We aim to return to normal levels of investment at, in maintenance and upgrades, averaging around 5% of our annual revenues. And on top of that, we expect to continue to receive investment contributions from our landlords when doing major club upgrades. So in terms of expansion, we opened two new clubs in the quarter and closed two clubs outside our strategic areas, and we have a pipeline of an additional two clubs opening in 2024. Following a strong financial quarter, operating cash flow ended at NOK 154 million and cash conversion of 88%.... We had positive working capital effects in the quarter, which is normal for a first quarter and aligns with the seasonality, and the growing business with prepayment of memberships.

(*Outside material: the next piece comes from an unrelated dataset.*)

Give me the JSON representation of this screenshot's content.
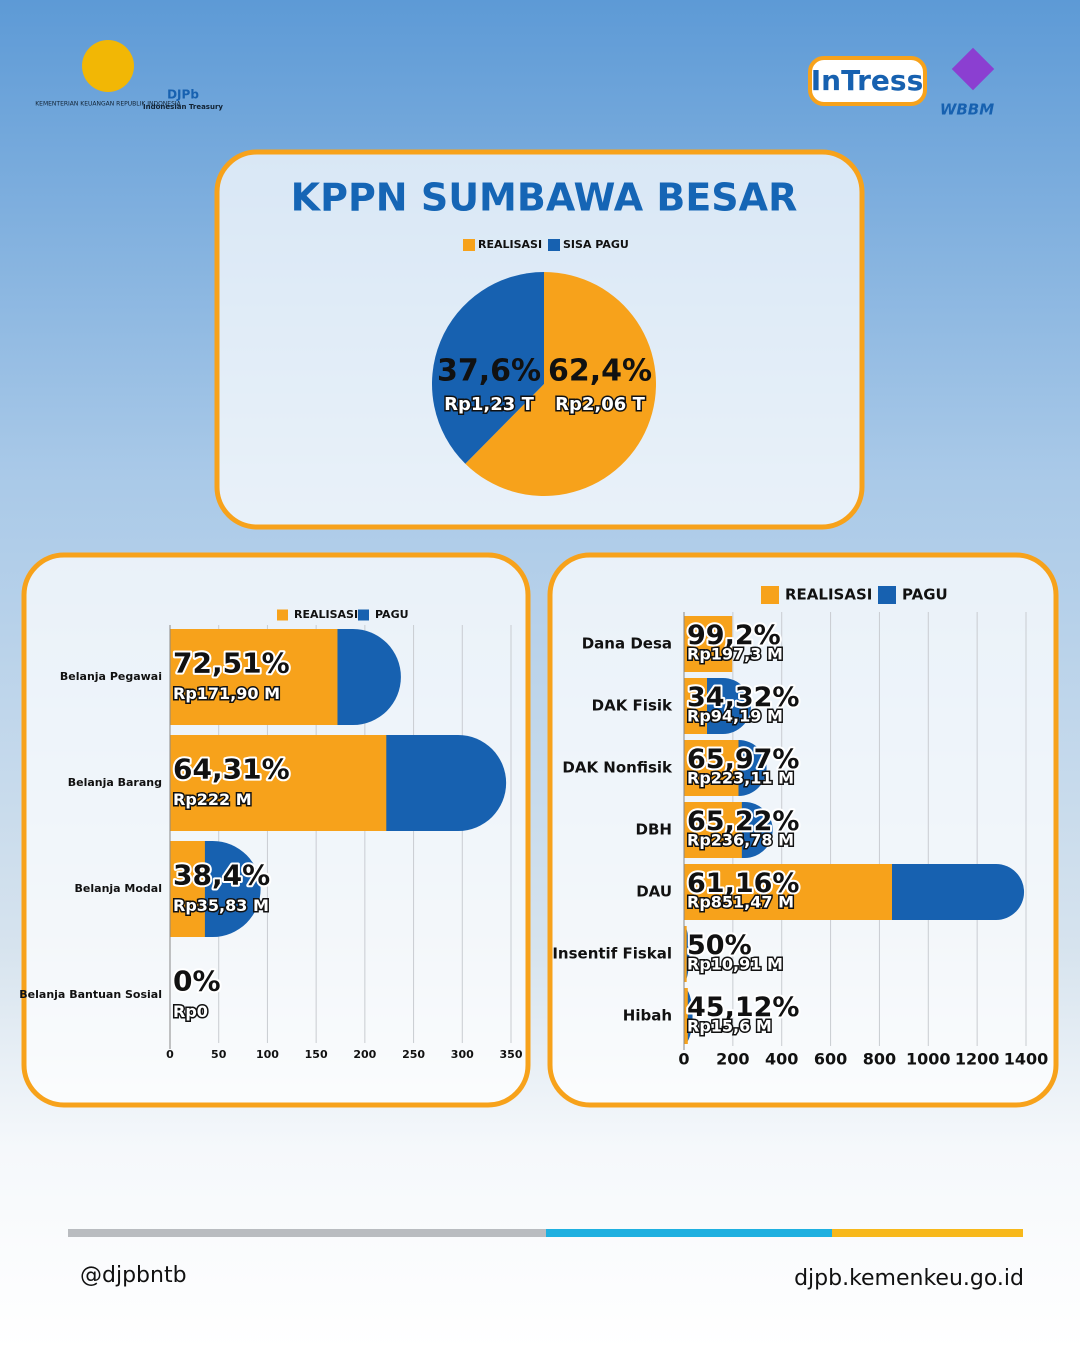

With an operating cash flow of NOK 524 million over the last twelve months and a cash conversion rate of 79%, our cash-generating ability has recovered and returned to strong pre-COVID levels. The free cash flow development over the last twelve months at NOK 363 million indicates that the business generated a healthy cash flow to more than cover all operating costs, maintenance, and growth CapEx, as well as financial cost. This leaves room for debt reduction and deleveraging. Finally, our liquidity position is well controlled and satisfactory as we close the fourth quarter with NOK 310 million in cash at hand and NOK 726 million in an undrawn revolving credit facility. We repaid NOK 100 million on the revolving credit facility during the quarter, confirming our stated intention of reducing debt also in absolute terms.
The liquidity position is improved by NOK 98 million after negative currency effects, mainly from currency translation in the cash pool and in the revolving credit facility. The improved earnings and cash generation have led to continued deleveraging from 6.7- 2.0 net debt to EBITDA in Q1 2024. This means that we now have reached the target for leverage that we communicated last quarter to maintain a stable leverage ratio within the range of 1.5x - 2.0x net debt to EBITDA and returning excess capital to shareholders via dividends or share buybacks. With that, I will leave the word back to Sondre for outlook.
Thank you, Cecilie. So, before we conclude this presentation, let's take a minute to look into the period to come. We expect that our strengthened member product offering enables volume and ARPM growth, fueling revenue growth going forward. We still see an unleashed potential in the existing club portfolio, driven by square meter and equipment optimization and increased operational efficiency. And this will be a key driver for improved financial performance, accelerated by operating leverage and high drop-through to EBIT. And the accelerated financial momentum will further strengthen our balance sheet, enabling us to execute on our ambitions of a balanced and profitable expansion. And with that, I thank you all for following this presentation and wish you all a healthy and happy Tuesday!